Quand ils se croisent par hasard dans le quartier, Gilles parle peu à Pascal ; il est toujours gêné, il a toujours cette attitude humble, presque effacée ; il semble être surpris qu’un être important comme mon ami daigne discuter avec un puceron comme lui et, invariablement, il met fin à toutes les discussions en disant :

« Bon, ben, ma y aller moi-là. »

Pascal admirait la dignité de Gilles. Un uniforme impeccable, un sourire radieux, une gentillesse et un intérêt profond pour les enfants. Un vendredi soir, pourtant, mon ami le vit sur Henri-Bourassa. Il était saoul et tentait de traverser en titubant au coin de Lajeunesse ; il avançait si lentement qu’il resta pris sur le terre-plein au beau milieu du boulevard. Mon ami pensa aller à sa rencontre, mais il se dit que Gilles aurait trop honte s’il le voyait dans cet état.

On était à deux semaines de Noël. Mon ami revit Gilles le lundi. Son allure était à cent lieues de l’humain délabré qu’il avait vu deux jours plus tôt. Il emmena ses deux garçons à l’école et en revenant, il lui dit :

« J’organise une fête de Noël… enfin, c’est après Noël, mais c’est quand même pour célébrer Noël… Est-ce que vous pouvez venir ?

– Moi ? Vous êtes pas sérieux ?

– Je suis très sérieux.

– J’connais personne…

– Les garçons seront très contents de vous voir ! »

Le 28 décembre, Gilles fit son apparition dans la superbe maison de mon ami Pascal. Pascal lui parla quelques minutes puis il fut appelé à la cuisine par sa femme. Gilles fut alors délaissé et erra quelque temps seul dans la salle à manger. Il fit semblant de s’intéresser à de beaux livres anciens mis en évidence dans une belle bibliothèque vitrée puis il échoua fatalement dans le salon avec les autres marginaux.

Cependant, quand Pascal revint, il avait disparu. Était-il parti sans crier gare ? Pascal eut bientôt l’idée d’aller voir au sous-sol.
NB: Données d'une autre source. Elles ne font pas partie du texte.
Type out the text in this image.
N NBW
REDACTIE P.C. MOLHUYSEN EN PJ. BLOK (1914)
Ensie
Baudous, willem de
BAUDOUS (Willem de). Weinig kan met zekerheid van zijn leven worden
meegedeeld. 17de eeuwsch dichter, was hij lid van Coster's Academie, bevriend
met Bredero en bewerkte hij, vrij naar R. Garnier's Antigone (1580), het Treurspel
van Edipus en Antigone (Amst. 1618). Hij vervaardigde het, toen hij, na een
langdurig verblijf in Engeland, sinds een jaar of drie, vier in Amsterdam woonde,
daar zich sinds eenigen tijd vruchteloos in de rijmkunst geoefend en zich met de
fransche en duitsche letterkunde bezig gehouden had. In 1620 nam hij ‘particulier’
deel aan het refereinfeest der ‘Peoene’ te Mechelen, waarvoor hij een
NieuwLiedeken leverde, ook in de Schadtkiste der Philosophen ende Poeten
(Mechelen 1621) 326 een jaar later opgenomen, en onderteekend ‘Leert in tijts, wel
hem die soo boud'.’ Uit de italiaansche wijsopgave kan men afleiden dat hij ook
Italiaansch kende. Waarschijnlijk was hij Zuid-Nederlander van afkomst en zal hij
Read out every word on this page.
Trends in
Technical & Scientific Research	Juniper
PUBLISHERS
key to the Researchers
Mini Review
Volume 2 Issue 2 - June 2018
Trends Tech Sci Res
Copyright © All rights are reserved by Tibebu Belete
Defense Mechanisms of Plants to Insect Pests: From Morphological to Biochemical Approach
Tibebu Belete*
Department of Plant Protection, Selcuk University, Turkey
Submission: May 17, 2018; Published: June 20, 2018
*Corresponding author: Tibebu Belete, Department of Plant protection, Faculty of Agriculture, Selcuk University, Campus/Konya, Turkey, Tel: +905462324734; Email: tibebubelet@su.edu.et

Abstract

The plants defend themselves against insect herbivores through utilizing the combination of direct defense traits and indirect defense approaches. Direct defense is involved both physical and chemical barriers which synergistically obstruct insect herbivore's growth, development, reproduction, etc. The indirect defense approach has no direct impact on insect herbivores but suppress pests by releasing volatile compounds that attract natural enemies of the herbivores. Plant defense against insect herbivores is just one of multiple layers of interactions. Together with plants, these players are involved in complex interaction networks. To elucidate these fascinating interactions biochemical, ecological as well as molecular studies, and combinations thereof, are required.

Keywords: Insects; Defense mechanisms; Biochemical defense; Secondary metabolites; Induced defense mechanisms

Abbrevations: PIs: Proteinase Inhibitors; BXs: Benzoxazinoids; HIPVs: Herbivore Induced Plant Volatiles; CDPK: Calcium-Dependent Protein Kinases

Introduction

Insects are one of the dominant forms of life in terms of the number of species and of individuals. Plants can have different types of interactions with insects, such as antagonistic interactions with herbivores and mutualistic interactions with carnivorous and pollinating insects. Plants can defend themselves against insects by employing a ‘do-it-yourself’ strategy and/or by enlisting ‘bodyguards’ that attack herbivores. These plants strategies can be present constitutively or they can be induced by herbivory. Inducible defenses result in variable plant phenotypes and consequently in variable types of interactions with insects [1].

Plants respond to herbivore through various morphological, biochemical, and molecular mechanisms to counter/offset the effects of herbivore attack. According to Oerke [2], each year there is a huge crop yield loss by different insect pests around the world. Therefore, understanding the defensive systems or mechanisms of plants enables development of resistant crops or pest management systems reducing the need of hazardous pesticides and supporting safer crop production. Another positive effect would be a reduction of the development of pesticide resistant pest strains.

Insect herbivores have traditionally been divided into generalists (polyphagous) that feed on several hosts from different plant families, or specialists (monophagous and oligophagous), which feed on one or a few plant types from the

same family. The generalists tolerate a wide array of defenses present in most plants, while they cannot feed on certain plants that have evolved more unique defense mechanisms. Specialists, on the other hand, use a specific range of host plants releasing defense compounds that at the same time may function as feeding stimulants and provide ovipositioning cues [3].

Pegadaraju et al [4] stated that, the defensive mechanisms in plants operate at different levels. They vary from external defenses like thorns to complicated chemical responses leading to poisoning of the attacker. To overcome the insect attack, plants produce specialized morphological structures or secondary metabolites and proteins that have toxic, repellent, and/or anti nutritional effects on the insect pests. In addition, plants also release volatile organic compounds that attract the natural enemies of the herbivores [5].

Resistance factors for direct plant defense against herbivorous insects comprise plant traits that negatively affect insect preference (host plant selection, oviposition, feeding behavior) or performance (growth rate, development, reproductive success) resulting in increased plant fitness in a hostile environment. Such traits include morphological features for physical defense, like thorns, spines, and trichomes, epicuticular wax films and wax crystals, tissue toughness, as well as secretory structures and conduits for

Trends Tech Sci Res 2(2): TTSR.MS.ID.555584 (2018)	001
Gilles était là, rayonnant de bonheur au milieu d’une dizaine d’enfants. Il jouait aux poches avec un de ses garçons et une petite fille.

Mais les enfants sont changeants, imprévisibles, surtout à Noël où leur attention est sans cesse détournée par une multitude de stimuli tous plus chatoyants les uns que les autres. Gilles se retrouvait donc souvent complètement seul, délaissé par les enfants. C’est alors que mon ami songea à lui confier un rôle central…

…J’étais donc surpris de ne pas voir Gilles. S’était-il dit que c’en était assez, qu’il n’avait pas sa place parmi nous ? Mais mon ami me dit :

« Il arrive ! » avec un sourire en coin.

Mais c’est plutôt le père Noël qui fit son apparition par la porte de la cour arrière. Il alla au salon en poussant de grands « Ho ! Ho ! » On fit venir les enfants qui jouaient au sous-sol ; ils virent sûrement le père Noël le plus humble de leur vie.

« Hum…mes rennes pis moi, on a fait un très long voyage avant d’arriver chez vous, mais j’peux vous dire que ça en vaut la peine ! Merci, merci de m’accueillir chez vous ! C’est un honneur et surtout un grand bonheur, oui, vraiment… je… »

On le sentait très ému. Tout le monde était ému ; même les « inclusifs » avaient les yeux humides.

« Bon, ben, heu… Est-ce que vous avez tous été sages cette année ? » demanda-t-il en se tournant vers les enfants.

« Oui ! » crièrent-ils en chœur.

Et la distribution de cadeaux commença.

Gilles arriva à la fête quelques minutes après le départ du père Noël. Quelques enfants, les plus vieux, le reconnurent, mais ils ne dirent rien pour ne pas briser le rêve des plus jeunes.

Avant de partir, Gilles dit à mon ami :

« Avez-vous vu le sourire des enfants ? Ça, c’est merveilleux, c’est mieux que tout l’argent du monde ! Avez-vous vu ça ? Merci ! C’est quelque chose pour moi… Enfin, Noël sans enfants, c’est pas la même chose… Et moi, je connaissais pas Noël avec des enfants. »

Il bégayait un peu ; sa voix était éraillée par les pleurs. Mais quelque chose traversa son esprit et changea les traits de son visage, qui devint soucieux.

« Bon, ben, ma y aller moi-là » dit-il.

Puis il enfila rapidement son manteau et son foulard, ouvrit la porte et dévala les quelques marches de l’entrée. Dehors, sous le porche, mon ami et moi l’avons suivi du regard ; il marchait à pas rapides vers le nord.